В ночном автобусе «Евролайнс Милан-Марсель» – шумном, слишком зябком из-за свирепого кондиционера – я намаялась от души. Всю ночь я крутилась с боку на бок в неудобном кресле: то мне что-то давило в спину, то хотелось пить, то было холодно, то зачем-то становилось жарко. Когда за окнами просветлело, я надвинула на глаза дорожную маску и вдруг неожиданно отключилась: провалилась в сон как в колодец. Автобус мотало на поворотах, кто-то пересаживался и выходил, а мне все было нипочем. В этом сонном оцепенении я бы, пожалуй, доехала и до Марселя, как вдруг:
– Мисс! Авиньон! Вы приехали! Мисс!
Похватав сумки, я рванула к выходу («Стоят из-за меня!») и скатилась вниз по ступенькам. Автобус пыхнул жаром и уехал.
Меня чуть-чуть шатало, как бывает, если задремать под утро и очнуться через пару часов. Голова болела. Я поморгала, надела солнечные очки. Потом сняла, потерла веки. Постояла пару минут на остановке.
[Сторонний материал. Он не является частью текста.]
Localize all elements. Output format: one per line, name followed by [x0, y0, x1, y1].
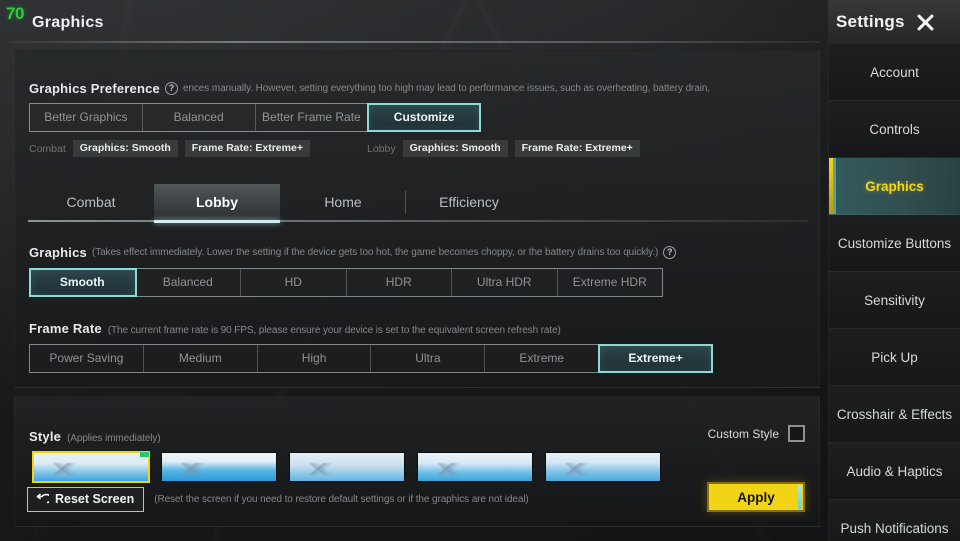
frame-rate-option-power-saving[interactable]: Power Saving	[30, 345, 144, 372]
sidebar-item-label: Audio & Haptics	[846, 463, 943, 479]
apply-button-label: Apply	[737, 489, 775, 505]
graphics-section-hint: (Takes effect immediately. Lower the set…	[91, 247, 659, 258]
graphics-preference-options: Better Graphics Balanced Better Frame Ra…	[29, 103, 481, 132]
tabs-underline	[28, 220, 808, 222]
graphics-quality-options: Smooth Balanced HD HDR Ultra HDR Extreme…	[29, 268, 663, 297]
tab-efficiency-label: Efficiency	[439, 194, 499, 210]
style-and-footer-panel: Style (Applies immediately) Custom Style…	[14, 396, 820, 527]
mountain-icon	[550, 463, 596, 475]
sidebar-item-audio-haptics[interactable]: Audio & Haptics	[829, 443, 960, 500]
frame-rate-option-ultra[interactable]: Ultra	[371, 345, 486, 372]
title-divider	[10, 41, 820, 43]
graphics-preference-description: ences manually. However, setting everyth…	[182, 83, 710, 94]
frame-rate-option-extreme-plus[interactable]: Extreme+	[598, 344, 713, 373]
settings-title: Settings	[836, 12, 905, 31]
tab-lobby-label: Lobby	[196, 194, 238, 210]
mountain-icon	[38, 463, 84, 475]
frame-rate-option-extreme[interactable]: Extreme	[485, 345, 600, 372]
frame-rate-options: Power Saving Medium High Ultra Extreme E…	[29, 344, 713, 373]
custom-style-label: Custom Style	[707, 426, 779, 441]
mountain-icon	[166, 463, 212, 475]
sidebar-item-label: Crosshair & Effects	[836, 406, 953, 422]
sidebar-item-label: Push Notifications	[840, 520, 949, 536]
settings-sidebar: Settings Account Controls Graphics Custo…	[828, 0, 960, 541]
reset-screen-label: Reset Screen	[55, 492, 135, 506]
graphics-option-extreme-hdr[interactable]: Extreme HDR	[558, 269, 663, 296]
apply-button[interactable]: Apply	[707, 482, 805, 512]
style-thumb-3[interactable]	[289, 452, 405, 482]
style-section-hint: (Applies immediately)	[67, 433, 161, 444]
lobby-graphics-chip: Graphics: Smooth	[402, 140, 508, 157]
sidebar-item-label: Controls	[869, 121, 920, 137]
combat-framerate-chip: Frame Rate: Extreme+	[184, 140, 310, 157]
sidebar-item-label: Pick Up	[871, 349, 918, 365]
tab-home[interactable]: Home	[280, 184, 406, 220]
question-mark-icon[interactable]: ?	[663, 246, 677, 259]
mountain-icon	[422, 463, 468, 475]
fps-counter: 70	[6, 4, 24, 23]
sidebar-item-graphics[interactable]: Graphics	[829, 158, 960, 215]
sidebar-item-label: Graphics	[865, 178, 924, 194]
mountain-icon	[294, 463, 340, 475]
sidebar-item-sensitivity[interactable]: Sensitivity	[829, 272, 960, 329]
frame-rate-option-high[interactable]: High	[258, 345, 372, 372]
settings-header: Settings	[828, 0, 960, 44]
graphics-option-hd[interactable]: HD	[241, 269, 347, 296]
frame-rate-section-hint: (The current frame rate is 90 FPS, pleas…	[107, 325, 561, 336]
sidebar-item-label: Sensitivity	[864, 292, 925, 308]
lobby-summary-label: Lobby	[367, 142, 396, 155]
tab-combat-label: Combat	[66, 194, 116, 210]
sidebar-item-account[interactable]: Account	[829, 44, 960, 101]
graphics-option-ultra-hdr[interactable]: Ultra HDR	[452, 269, 558, 296]
sidebar-item-customize-buttons[interactable]: Customize Buttons	[829, 215, 960, 272]
tab-lobby[interactable]: Lobby	[154, 184, 280, 223]
tab-home-label: Home	[324, 194, 362, 210]
sidebar-item-label: Customize Buttons	[837, 235, 952, 251]
page-title: Graphics	[32, 14, 104, 31]
tab-combat[interactable]: Combat	[28, 184, 154, 220]
style-thumb-1[interactable]	[32, 451, 150, 483]
style-thumb-2[interactable]	[161, 452, 277, 482]
preference-option-customize[interactable]: Customize	[367, 103, 481, 132]
style-thumb-4[interactable]	[417, 452, 533, 482]
reset-screen-button[interactable]: Reset Screen	[27, 487, 145, 512]
sidebar-item-label: Account	[870, 64, 919, 80]
style-thumb-5[interactable]	[545, 452, 661, 482]
question-mark-icon[interactable]: ?	[164, 82, 178, 95]
graphics-settings-screen: 70 Graphics Graphics Preference ? ences …	[0, 0, 960, 541]
tab-efficiency[interactable]: Efficiency	[406, 184, 532, 220]
sidebar-item-crosshair-effects[interactable]: Crosshair & Effects	[829, 386, 960, 443]
frame-rate-option-medium[interactable]: Medium	[144, 345, 258, 372]
combat-graphics-chip: Graphics: Smooth	[72, 140, 178, 157]
preference-option-better-frame-rate[interactable]: Better Frame Rate	[256, 104, 369, 131]
sidebar-item-pick-up[interactable]: Pick Up	[829, 329, 960, 386]
undo-arrow-icon	[36, 493, 49, 503]
close-x-icon[interactable]	[913, 10, 937, 34]
settings-nav-list: Account Controls Graphics Customize Butt…	[829, 44, 960, 541]
sidebar-item-push-notifications[interactable]: Push Notifications	[829, 500, 960, 541]
graphics-option-smooth[interactable]: Smooth	[29, 268, 137, 297]
combat-summary-label: Combat	[29, 142, 66, 155]
sidebar-item-controls[interactable]: Controls	[829, 101, 960, 158]
lobby-framerate-chip: Frame Rate: Extreme+	[514, 140, 640, 157]
graphics-preference-label: Graphics Preference	[29, 81, 160, 96]
reset-screen-hint: (Reset the screen if you need to restore…	[154, 494, 529, 505]
style-section-label: Style	[29, 429, 62, 444]
style-thumbnails	[32, 451, 661, 483]
preference-option-balanced[interactable]: Balanced	[143, 104, 256, 131]
preference-option-better-graphics[interactable]: Better Graphics	[30, 104, 143, 131]
graphics-section-label: Graphics	[29, 245, 87, 260]
frame-rate-section-label: Frame Rate	[29, 321, 102, 336]
custom-style-checkbox[interactable]	[788, 425, 805, 442]
mode-tabs: Combat Lobby Home Efficiency	[28, 184, 808, 224]
graphics-option-hdr[interactable]: HDR	[347, 269, 452, 296]
combat-summary: Combat Graphics: Smooth Frame Rate: Extr…	[29, 140, 310, 157]
graphics-option-balanced[interactable]: Balanced	[136, 269, 241, 296]
lobby-summary: Lobby Graphics: Smooth Frame Rate: Extre…	[367, 140, 640, 157]
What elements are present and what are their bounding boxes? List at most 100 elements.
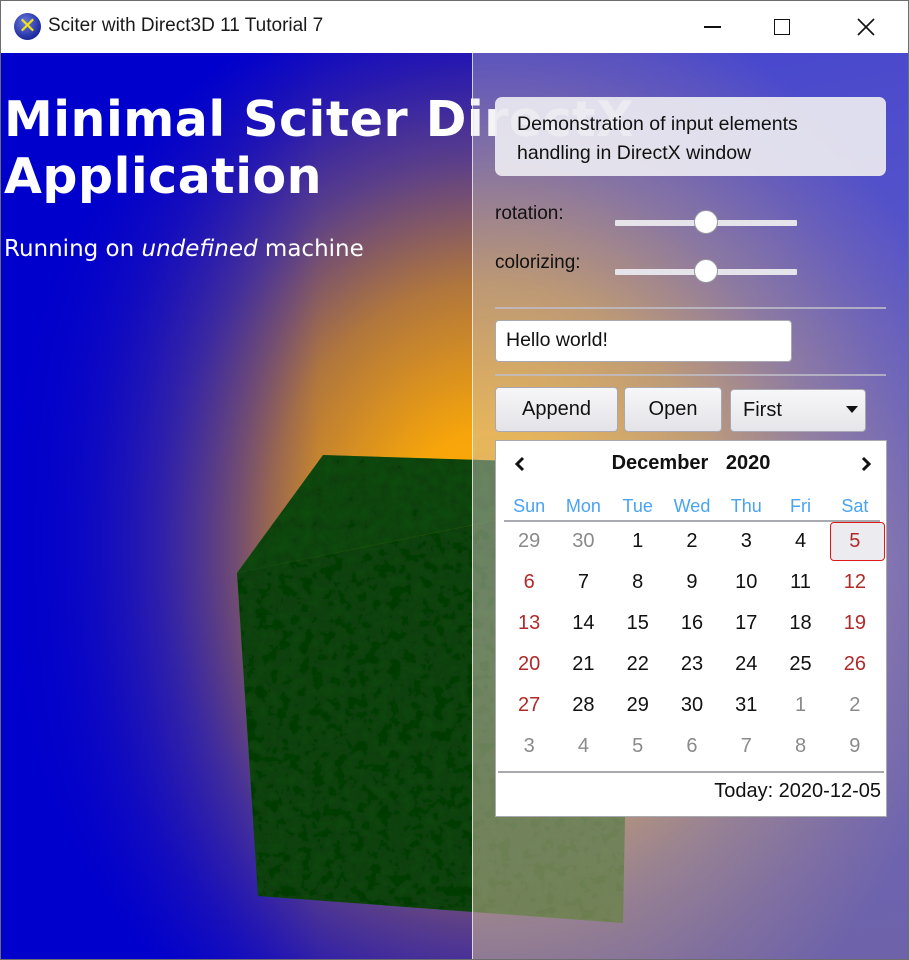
calendar-title[interactable]: December 2020 bbox=[496, 452, 886, 475]
open-button[interactable]: Open bbox=[624, 387, 722, 432]
divider bbox=[495, 307, 886, 309]
title-bar[interactable]: ✕ Sciter with Direct3D 11 Tutorial 7 bbox=[1, 1, 908, 53]
calendar-day[interactable]: 25 bbox=[773, 644, 827, 685]
calendar-day[interactable]: 8 bbox=[611, 562, 665, 603]
calendar-day[interactable]: 12 bbox=[828, 562, 882, 603]
weekday-tue: Tue bbox=[622, 496, 653, 516]
day-number: 4 bbox=[794, 530, 807, 552]
append-button[interactable]: Append bbox=[495, 387, 618, 432]
machine-info-text: Running on undefined machine bbox=[4, 236, 364, 262]
calendar-day[interactable]: 9 bbox=[828, 726, 882, 767]
calendar-day[interactable]: 30 bbox=[556, 521, 610, 562]
close-button[interactable] bbox=[837, 1, 895, 53]
rotation-slider[interactable] bbox=[615, 210, 797, 236]
calendar-week: 29 30 1 2 3 4 5 bbox=[502, 521, 885, 562]
options-select[interactable]: First bbox=[730, 389, 866, 432]
calendar-month[interactable]: December bbox=[612, 452, 709, 474]
calendar-day[interactable]: 6 bbox=[665, 726, 719, 767]
calendar-day[interactable]: 28 bbox=[556, 685, 610, 726]
calendar-day[interactable]: 23 bbox=[665, 644, 719, 685]
day-number: 9 bbox=[686, 571, 698, 593]
calendar-day[interactable]: 21 bbox=[556, 644, 610, 685]
calendar-day[interactable]: 16 bbox=[665, 603, 719, 644]
calendar-day[interactable]: 10 bbox=[719, 562, 773, 603]
next-month-button[interactable] bbox=[852, 451, 880, 479]
directx-canvas[interactable]: Minimal Sciter DirectX Application Runni… bbox=[1, 53, 908, 959]
calendar-footer-divider bbox=[498, 771, 884, 773]
day-number: 7 bbox=[577, 571, 589, 593]
calendar-day[interactable]: 17 bbox=[719, 603, 773, 644]
machine-name: undefined bbox=[141, 236, 258, 262]
calendar-day[interactable]: 4 bbox=[773, 521, 827, 562]
machine-suffix: machine bbox=[257, 236, 364, 262]
day-number: 4 bbox=[577, 735, 589, 757]
day-number: 2 bbox=[849, 694, 861, 716]
maximize-button[interactable] bbox=[753, 1, 811, 53]
calendar-day[interactable]: 13 bbox=[502, 603, 556, 644]
weekday-sat: Sat bbox=[841, 496, 869, 516]
day-number: 15 bbox=[626, 612, 649, 634]
calendar-day[interactable]: 7 bbox=[719, 726, 773, 767]
calendar-day[interactable]: 18 bbox=[773, 603, 827, 644]
calendar-year[interactable]: 2020 bbox=[726, 452, 771, 474]
day-number: 7 bbox=[740, 735, 752, 757]
today-link[interactable]: Today: 2020-12-05 bbox=[714, 780, 881, 803]
day-number: 12 bbox=[843, 571, 866, 593]
calendar-day[interactable]: 31 bbox=[719, 685, 773, 726]
day-number: 14 bbox=[572, 612, 595, 634]
rotation-slider-thumb[interactable] bbox=[694, 210, 718, 234]
calendar-day[interactable]: 8 bbox=[773, 726, 827, 767]
calendar-day[interactable]: 14 bbox=[556, 603, 610, 644]
day-number: 9 bbox=[849, 735, 861, 757]
calendar: December 2020 Sun Mon Tue Wed Thu Fri Sat 29 30… bbox=[495, 440, 887, 817]
colorizing-slider[interactable] bbox=[615, 259, 797, 285]
divider bbox=[495, 374, 886, 376]
calendar-day[interactable]: 20 bbox=[502, 644, 556, 685]
day-number: 31 bbox=[735, 694, 758, 716]
calendar-day[interactable]: 3 bbox=[719, 521, 773, 562]
calendar-day[interactable]: 4 bbox=[556, 726, 610, 767]
select-value: First bbox=[743, 399, 782, 421]
calendar-day[interactable]: 30 bbox=[665, 685, 719, 726]
day-number: 19 bbox=[843, 612, 866, 634]
minimize-icon bbox=[703, 26, 721, 28]
day-number: 8 bbox=[794, 735, 807, 757]
calendar-day[interactable]: 11 bbox=[773, 562, 827, 603]
calendar-day[interactable]: 19 bbox=[828, 603, 882, 644]
day-number: 24 bbox=[735, 653, 758, 675]
weekday-thu: Thu bbox=[730, 496, 762, 516]
weekday-mon: Mon bbox=[565, 496, 601, 516]
day-number: 17 bbox=[735, 612, 758, 634]
day-number: 26 bbox=[843, 653, 866, 675]
calendar-day[interactable]: 5 bbox=[611, 726, 665, 767]
calendar-day[interactable]: 2 bbox=[665, 521, 719, 562]
calendar-grid: 29 30 1 2 3 4 5 6 7 8 9 10 11 12 13 14 15 16 17 18 19 20 21 22 2… bbox=[502, 521, 885, 767]
calendar-day[interactable]: 6 bbox=[502, 562, 556, 603]
calendar-day[interactable]: 29 bbox=[502, 521, 556, 562]
colorizing-label: colorizing: bbox=[495, 252, 581, 273]
minimize-button[interactable] bbox=[683, 1, 741, 53]
day-number: 6 bbox=[686, 735, 698, 757]
calendar-day[interactable]: 9 bbox=[665, 562, 719, 603]
window-title: Sciter with Direct3D 11 Tutorial 7 bbox=[48, 15, 324, 36]
calendar-day[interactable]: 3 bbox=[502, 726, 556, 767]
calendar-day[interactable]: 27 bbox=[502, 685, 556, 726]
day-number: 20 bbox=[518, 653, 541, 675]
maximize-icon bbox=[774, 19, 790, 35]
colorizing-slider-thumb[interactable] bbox=[694, 259, 718, 283]
calendar-day-selected[interactable]: 5 bbox=[828, 521, 885, 562]
dropdown-caret-icon bbox=[846, 406, 858, 413]
calendar-day[interactable]: 15 bbox=[611, 603, 665, 644]
calendar-day[interactable]: 2 bbox=[828, 685, 882, 726]
day-number: 1 bbox=[794, 694, 807, 716]
sciter-logo-icon: ✕ bbox=[14, 13, 41, 40]
app-window: ✕ Sciter with Direct3D 11 Tutorial 7 Min… bbox=[0, 0, 909, 960]
calendar-day[interactable]: 7 bbox=[556, 562, 610, 603]
calendar-day[interactable]: 1 bbox=[773, 685, 827, 726]
calendar-day[interactable]: 24 bbox=[719, 644, 773, 685]
calendar-day[interactable]: 26 bbox=[828, 644, 882, 685]
text-input[interactable]: Hello world! bbox=[495, 320, 792, 362]
calendar-day[interactable]: 29 bbox=[611, 685, 665, 726]
calendar-day[interactable]: 22 bbox=[611, 644, 665, 685]
calendar-day[interactable]: 1 bbox=[611, 521, 665, 562]
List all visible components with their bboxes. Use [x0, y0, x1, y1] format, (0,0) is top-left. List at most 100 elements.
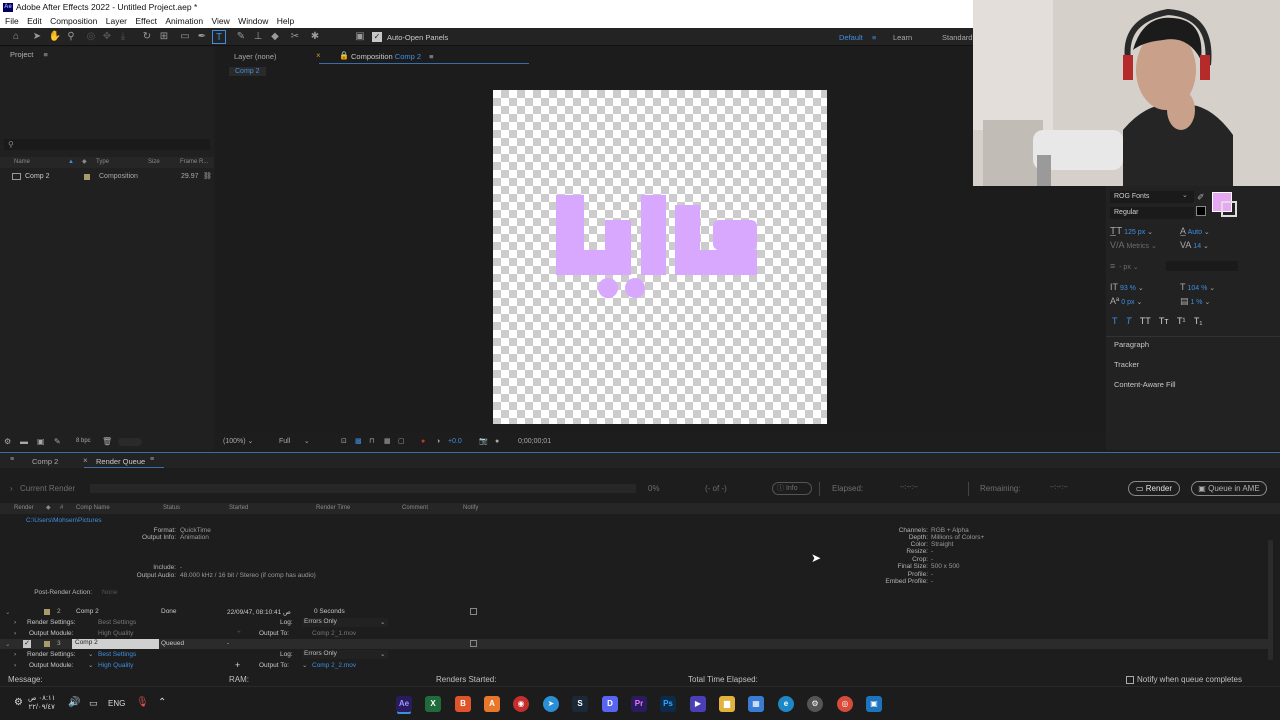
new-comp-icon[interactable]: ▣	[37, 437, 45, 446]
rotation-tool-icon[interactable]: ↻	[140, 30, 154, 44]
font-size-row[interactable]: T̲T 125 px ⌄	[1110, 226, 1153, 237]
premiere-app-icon[interactable]: Pr	[631, 696, 647, 712]
start-menu-icon[interactable]: ▣	[866, 696, 882, 712]
add-output-icon[interactable]: +	[237, 629, 241, 636]
menu-window[interactable]: Window	[238, 15, 268, 28]
timecode[interactable]: 0;00;00;01	[518, 433, 551, 450]
type-tool-icon[interactable]: T	[212, 30, 226, 44]
faux-bold-button[interactable]: T	[1112, 316, 1117, 326]
transparency-grid-icon[interactable]: ▩	[355, 433, 362, 450]
menu-layer[interactable]: Layer	[106, 15, 127, 28]
photoshop-app-icon[interactable]: Ps	[660, 696, 676, 712]
subscript-button[interactable]: T₁	[1194, 316, 1203, 326]
resolution-dropdown[interactable]: Full ⌄	[279, 433, 310, 450]
expand-arrow-icon[interactable]: ›	[14, 651, 16, 658]
exposure-value[interactable]: +0.0	[448, 433, 462, 450]
stroke-color-swatch[interactable]	[1221, 201, 1237, 217]
expand-arrow-icon[interactable]: ›	[14, 630, 16, 637]
stroke-swatch[interactable]	[1196, 206, 1206, 216]
excel-app-icon[interactable]: X	[425, 696, 441, 712]
horizontal-scale-row[interactable]: T 104 % ⌄	[1180, 282, 1215, 292]
roto-brush-icon[interactable]: ✂	[288, 30, 302, 44]
col-status[interactable]: Status	[163, 503, 180, 514]
notify-checkbox[interactable]	[470, 640, 477, 647]
telegram-app-icon[interactable]: ➤	[543, 696, 559, 712]
col-started[interactable]: Started	[229, 503, 248, 514]
notify-checkbox[interactable]	[1126, 676, 1134, 684]
store-app-icon[interactable]: ▦	[748, 696, 764, 712]
eraser-tool-icon[interactable]: ◆	[268, 30, 282, 44]
layer-tab[interactable]: Layer (none)	[234, 52, 277, 61]
render-queue-item[interactable]: ⌄ 2 Comp 2 Done 22/09/47, 08:10:41 ص 0 S…	[0, 607, 1270, 617]
discord-app-icon[interactable]: D	[602, 696, 618, 712]
vertical-scale-row[interactable]: IT 93 % ⌄	[1110, 282, 1144, 292]
render-settings-value[interactable]: Best Settings	[98, 619, 136, 626]
artwork-text[interactable]	[493, 90, 827, 424]
auto-open-checkbox[interactable]: ✓	[372, 32, 382, 42]
mask-icon[interactable]: ⊓	[369, 433, 374, 450]
opera-app-icon[interactable]: ◉	[513, 696, 529, 712]
project-title[interactable]: Project	[10, 50, 33, 59]
col-number[interactable]: #	[60, 503, 63, 514]
puppet-pin-icon[interactable]: ✱	[308, 30, 322, 44]
clone-stamp-icon[interactable]: ⊥	[251, 30, 265, 44]
microphone-icon[interactable]: 🎙	[136, 697, 149, 708]
selection-tool-icon[interactable]: ➤	[30, 30, 44, 44]
post-render-dropdown[interactable]: None	[98, 589, 208, 598]
add-output-icon[interactable]: +	[235, 660, 240, 670]
col-render-time[interactable]: Render Time	[316, 503, 350, 514]
info-button[interactable]: ⓘ Info	[772, 482, 812, 495]
render-queue-item[interactable]: ⌄ ✓ 3 Comp 2 Queued -	[0, 639, 1270, 649]
settings-app-icon[interactable]: ⚙	[807, 696, 823, 712]
menu-animation[interactable]: Animation	[165, 15, 203, 28]
menu-file[interactable]: File	[5, 15, 19, 28]
grid-icon[interactable]: ▦	[384, 433, 391, 450]
workspace-default[interactable]: Default	[839, 33, 863, 42]
col-frame-rate[interactable]: Frame R...	[180, 157, 208, 168]
color-channel-icon[interactable]: ●	[421, 433, 425, 450]
col-notify[interactable]: Notify	[463, 503, 478, 514]
log-dropdown[interactable]: Errors Only	[302, 618, 388, 627]
exposure-icon[interactable]: ◑	[436, 433, 440, 450]
stroke-style-dropdown[interactable]	[1166, 261, 1238, 271]
hand-tool-icon[interactable]: ✋	[48, 30, 62, 44]
brave-app-icon[interactable]: B	[455, 696, 471, 712]
output-to-value[interactable]: Comp 2_1.mov	[312, 630, 356, 637]
orbit-camera-icon[interactable]: ◎	[84, 30, 98, 44]
comp-breadcrumb[interactable]: Comp 2	[229, 67, 266, 76]
language-indicator[interactable]: ENG	[108, 699, 125, 708]
safe-area-icon[interactable]: ▢	[398, 433, 405, 450]
tab-comp-2[interactable]: Comp 2	[32, 457, 58, 466]
render-checkbox[interactable]: ✓	[23, 640, 31, 648]
after-effects-app-icon[interactable]: Ae	[396, 696, 412, 712]
output-to-value[interactable]: Comp 2_2.mov	[312, 662, 356, 669]
trash-icon[interactable]: 🗑	[102, 437, 112, 446]
content-aware-fill-section[interactable]: Content-Aware Fill	[1114, 380, 1176, 389]
font-style-dropdown[interactable]: Regular	[1110, 207, 1194, 219]
collapse-arrow-icon[interactable]: ⌄	[5, 608, 10, 616]
steam-app-icon[interactable]: S	[572, 696, 588, 712]
dolly-camera-icon[interactable]: ⤓	[116, 30, 130, 44]
col-type[interactable]: Type	[96, 157, 109, 168]
illustrator-app-icon[interactable]: A	[484, 696, 500, 712]
close-tab-icon[interactable]: ×	[316, 51, 321, 60]
output-module-value[interactable]: High Quality	[98, 662, 133, 669]
bit-depth[interactable]: 8 bpc	[76, 438, 91, 444]
stroke-width-row[interactable]: ≡ - px ⌄	[1110, 261, 1139, 271]
superscript-button[interactable]: T¹	[1177, 316, 1186, 326]
clock[interactable]: ٠٨:١١ ص ٢٢/٠٩/٤٧	[28, 694, 55, 712]
expand-arrow-icon[interactable]: ›	[14, 662, 16, 669]
menu-view[interactable]: View	[212, 15, 230, 28]
notify-checkbox[interactable]	[470, 608, 477, 615]
tracking-row[interactable]: VA 14 ⌄	[1180, 240, 1209, 250]
brush-tool-icon[interactable]: ✎	[234, 30, 248, 44]
workspace-learn[interactable]: Learn	[893, 33, 912, 42]
render-settings-value[interactable]: Best Settings	[98, 651, 136, 658]
panel-menu-icon[interactable]: ≡	[10, 456, 14, 463]
queue-in-ame-button[interactable]: ▣ Queue in AME	[1191, 481, 1267, 496]
panel-menu-icon[interactable]: ≡	[429, 52, 433, 61]
thumbnail-slider[interactable]	[118, 438, 142, 446]
faux-italic-button[interactable]: T	[1126, 316, 1132, 326]
composition-tab[interactable]: Composition Comp 2 ≡	[351, 52, 434, 61]
expand-arrow-icon[interactable]: ›	[14, 619, 16, 626]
Туман из сознания не уходил.
Если умыться – поможет?
Справа через дорогу и маленькую площадь виднелся железнодорожный вокзал: квадратное здание, украшенное пилястрами и вишенкой круглых часов. Я направилась туда. Людей в этот час было немного, гулкий и солнечный вокзал был почти пуст. Туалет оказался прямо на платформе, в самом дальнем ее конце. Там я умылась и вычистила зубы; туалетная девушка с сонной улыбкой протянула мне сдачу в 50 центов с евро и засмеялась, замахала рукой, когда я было направилась по ошибке в мужскую уборную.
Я выпила эспрессо в вокзальном маленьком баре, снова перешла через дорогу и оказалась перед крепостной стеной.
Ну надо же, вдруг удивилась я. Авиньон.
Шел восьмой час утра. Молочное еще солнце стекало по чешуе старого города. Когда не выспишься, видишь ярче: небо было таким празднично-синим, углы и линии – словно отчеркнуты острым карандашом. Вдоль крепостной стены росли одинаковые круглоголовые деревца. Тени от крон косо падали на стену, и я приостановилась: мне вдруг показалось, что крепость подпирают десятки ладоней.
Воткнув в уши наушники, я включила «Травиату». Я слушала ее, когда нужно было настроиться. Строго говоря, я вообще ее слушала без конца: ту запись 1967 года, где Виолетту поет Монсеррат, а Альфреда – Милнес. Остальные мне не нравились.
За стеной, надежной как проклятие, спрятался старый город: весь двух-, трехэтажный, припыленный; пыльный розовый, пыльный желтый, пыльный коричневый. Узкие окна. По стенам, точно слабый раствор чернил по промокашке, расплывалась черная плесень. Никто еще не проснулся: было тихо. Неподвижно стояла зеленая вода в маленьких каналах. На парапетах жались друг к другу голуби, а под ними, в воде, акварельными разводами отражались афиши. Афиши, афиши, десятки и сотни разноцветных афиш. Приклеенные к стенам, развешанные гармошками на веревках, как сохнущее белье. Плакатный тетрис. Джон писал, что у них сейчас какой-то праздник: городская ярмарка или фестиваль урожая. Или что он мне там писал? Мог писать все что угодно; разве я когда-нибудь читала внимательно. Рисованную карту, что он прислал мне на почту – «меня легко найти от вокзала» – я тоже не сохранила. В памяти остался только адрес. Без карты в незнакомом городе неудобно, но я, охваченная приступом то ли вредности, то ли какой-то нелепой жадности (два евро! бешеные деньги), не купила ее и на вокзале. Теперь я шла наобум, и только чудом мне повезло: по наитию свернув вдруг на одном из перекрестков, я с разбегу налетела на стенд с планом города. Тот походил на большой мозг: искаженный овал, набухший справа. Слева сверху – река. По картинке выходило, что до Джона совсем недалеко: подать рукой.
Справа, на выходе из старого города, зеленел скверик. Слева, в густой тени деревьев, врастала в землю табачная лавка. Мне хотелось курить, но зайти внутрь я не решилась: казалось, что за окнами с затемнением притаилось что-то постыдное. Я твердым шагом прошла мимо.